スパ! 突然だが、マサイ族は鶏肉を食べない。これまでにも何度か「マサイ族は鶏肉を食べない」と書いてきたが、今回は、より詳しく「なぜマサイ族は鶏肉を食べないのか?」を大マジメに語ってみたいと思う。
まず、オレ(ルカ)は、生まれてこのかた、一度も鶏肉を食べたことがない。一度もだ。そして、オレのまわりにも鶏肉を食べる人はいない。日本のゴー(羽鳥)は「宗教上の理由か?」と聞いてきたが、答えはNOだ。
オレたちが鶏肉を食べないのは宗教関係なく、ひとことで言えば「そういう文化」だからだ。これまでも、鶏肉を食べる文化はなかった。
オレたちマサイ族は、神様(天空神エンカイ様)の家畜の飼育係として誕生したと言われている。そして、それを信じているし、誇りに思っている。オレたちが世話する動物に対しても、その存在を誇りに思っている。
だが、時には、家畜も食べる。ヤギとか、食べる。村のみんなで分け合って食べる。このまえゴーがオレの村に来た時に食べたように、ありがたく命をちょうだいしたら、みんなで分け合って食べるんだ。
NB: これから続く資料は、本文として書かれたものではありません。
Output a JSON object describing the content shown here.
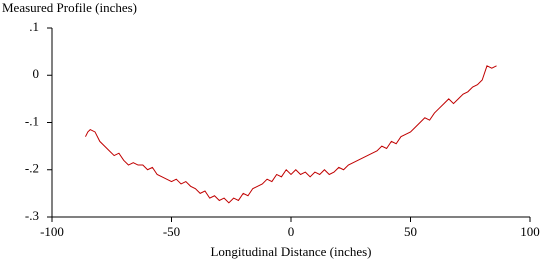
{
  "chart_data": {
    "type": "line",
    "y_label": "Measured Profile (inches)",
    "x_label": "Longitudinal Distance (inches)",
    "color": "#c00000",
    "x": [
      -86,
      -85,
      -84,
      -82,
      -80,
      -78,
      -76,
      -74,
      -72,
      -70,
      -68,
      -66,
      -64,
      -62,
      -60,
      -58,
      -56,
      -54,
      -52,
      -50,
      -48,
      -46,
      -44,
      -42,
      -40,
      -38,
      -36,
      -34,
      -32,
      -30,
      -28,
      -26,
      -24,
      -22,
      -20,
      -18,
      -16,
      -14,
      -12,
      -10,
      -8,
      -6,
      -4,
      -2,
      0,
      2,
      4,
      6,
      8,
      10,
      12,
      14,
      16,
      18,
      20,
      22,
      24,
      26,
      28,
      30,
      32,
      34,
      36,
      38,
      40,
      42,
      44,
      46,
      48,
      50,
      52,
      54,
      56,
      58,
      60,
      62,
      64,
      66,
      68,
      70,
      72,
      74,
      76,
      78,
      80,
      82,
      84,
      86
    ],
    "values": [
      -0.13,
      -0.12,
      -0.115,
      -0.12,
      -0.14,
      -0.15,
      -0.16,
      -0.17,
      -0.165,
      -0.18,
      -0.19,
      -0.185,
      -0.19,
      -0.19,
      -0.2,
      -0.195,
      -0.21,
      -0.215,
      -0.22,
      -0.225,
      -0.22,
      -0.23,
      -0.225,
      -0.235,
      -0.24,
      -0.25,
      -0.245,
      -0.26,
      -0.255,
      -0.265,
      -0.26,
      -0.27,
      -0.26,
      -0.265,
      -0.25,
      -0.255,
      -0.24,
      -0.235,
      -0.23,
      -0.22,
      -0.225,
      -0.21,
      -0.215,
      -0.2,
      -0.21,
      -0.2,
      -0.21,
      -0.205,
      -0.215,
      -0.205,
      -0.21,
      -0.2,
      -0.21,
      -0.205,
      -0.195,
      -0.2,
      -0.19,
      -0.185,
      -0.18,
      -0.175,
      -0.17,
      -0.165,
      -0.16,
      -0.15,
      -0.155,
      -0.14,
      -0.145,
      -0.13,
      -0.125,
      -0.12,
      -0.11,
      -0.1,
      -0.09,
      -0.095,
      -0.08,
      -0.07,
      -0.06,
      -0.05,
      -0.06,
      -0.05,
      -0.04,
      -0.035,
      -0.025,
      -0.02,
      -0.01,
      0.02,
      0.015,
      0.02
    ],
    "xlim": [
      -100,
      100
    ],
    "xticks": [
      -100,
      -50,
      0,
      50,
      100
    ],
    "ylim": [
      -0.3,
      0.1
    ],
    "yticks": [
      {
        "value": -0.3,
        "label": "-.3"
      },
      {
        "value": -0.2,
        "label": "-.2"
      },
      {
        "value": -0.1,
        "label": "-.1"
      },
      0,
      {
        "value": 0.1,
        "label": ".1"
      }
    ]
  }
}
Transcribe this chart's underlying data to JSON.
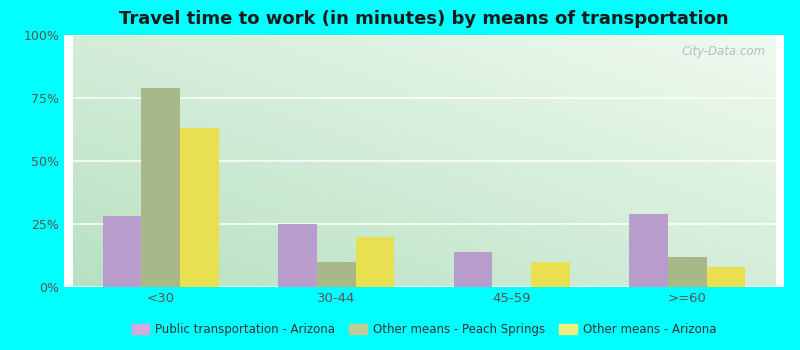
{
  "title": "Travel time to work (in minutes) by means of transportation",
  "categories": [
    "<30",
    "30-44",
    "45-59",
    ">=60"
  ],
  "series": {
    "Public transportation - Arizona": [
      28,
      25,
      14,
      29
    ],
    "Other means - Peach Springs": [
      79,
      10,
      0,
      12
    ],
    "Other means - Arizona": [
      63,
      20,
      10,
      8
    ]
  },
  "bar_colors": {
    "Public transportation - Arizona": "#b89ccc",
    "Other means - Peach Springs": "#a8b888",
    "Other means - Arizona": "#e8e050"
  },
  "legend_colors": {
    "Public transportation - Arizona": "#d4aadd",
    "Other means - Peach Springs": "#c0cc98",
    "Other means - Arizona": "#eeee80"
  },
  "outer_bg": "#00ffff",
  "ylim": [
    0,
    100
  ],
  "yticks": [
    0,
    25,
    50,
    75,
    100
  ],
  "ytick_labels": [
    "0%",
    "25%",
    "50%",
    "75%",
    "100%"
  ],
  "bar_width": 0.22,
  "title_fontsize": 13,
  "watermark": "City-Data.com",
  "bg_left_bottom": "#b8e8d8",
  "bg_right_top": "#f0f8ec"
}
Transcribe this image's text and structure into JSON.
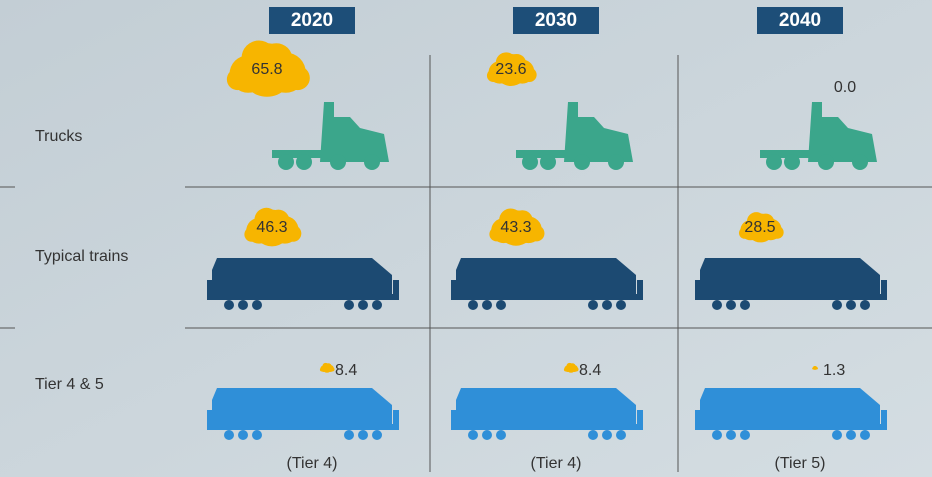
{
  "columns": [
    "2020",
    "2030",
    "2040"
  ],
  "rows": [
    {
      "label": "Trucks",
      "values": [
        "65.8",
        "23.6",
        "0.0"
      ]
    },
    {
      "label": "Typical trains",
      "values": [
        "46.3",
        "43.3",
        "28.5"
      ]
    },
    {
      "label": "Tier 4 & 5",
      "values": [
        "8.4",
        "8.4",
        "1.3"
      ],
      "notes": [
        "(Tier 4)",
        "(Tier 4)",
        "(Tier 5)"
      ]
    }
  ]
}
ここ重要。
鶏肉といえばニワトリとかだと思うんだが、とてもヤギやヒツジやウシに比べたら、図体が小さいよな。村のみんなが食べられない(分け合えない)のはもちろん、ひと家族が満腹になる食料がとれるとも思えない。
ようするに、食料にするには小さすぎる。
だから、食わない(殺さない)。
この話をゴーにすると、「1つの命に対して、恩恵を受けられる人が少ないから食べないってことかな?」と聞いていたが、言われてみればそうかも……と思いつつも、「こういう文化だからだ」というのが答えとなる。
ちなみに、勇敢にも鶏肉を食べたことのあるマサイ族に、その感想を聞いたことがあるのだが、彼は「匂いがキツい」と言っていた。平たく言えば「くさい」と感じたそうだ。くさいのか? だが、あまり興味はない。
なお、おれたちマサイ族は鶏肉を食べないが、鶏が産む卵は食べる。また、「もしも万が一、鶏肉を食べる機会があったとしたら?」という問いについての答えは、「オレは、たぶん、食べられる」だ。タブーってわけではない。単にそういう文化なのだ。そういうの、あるだろ。オレセリ!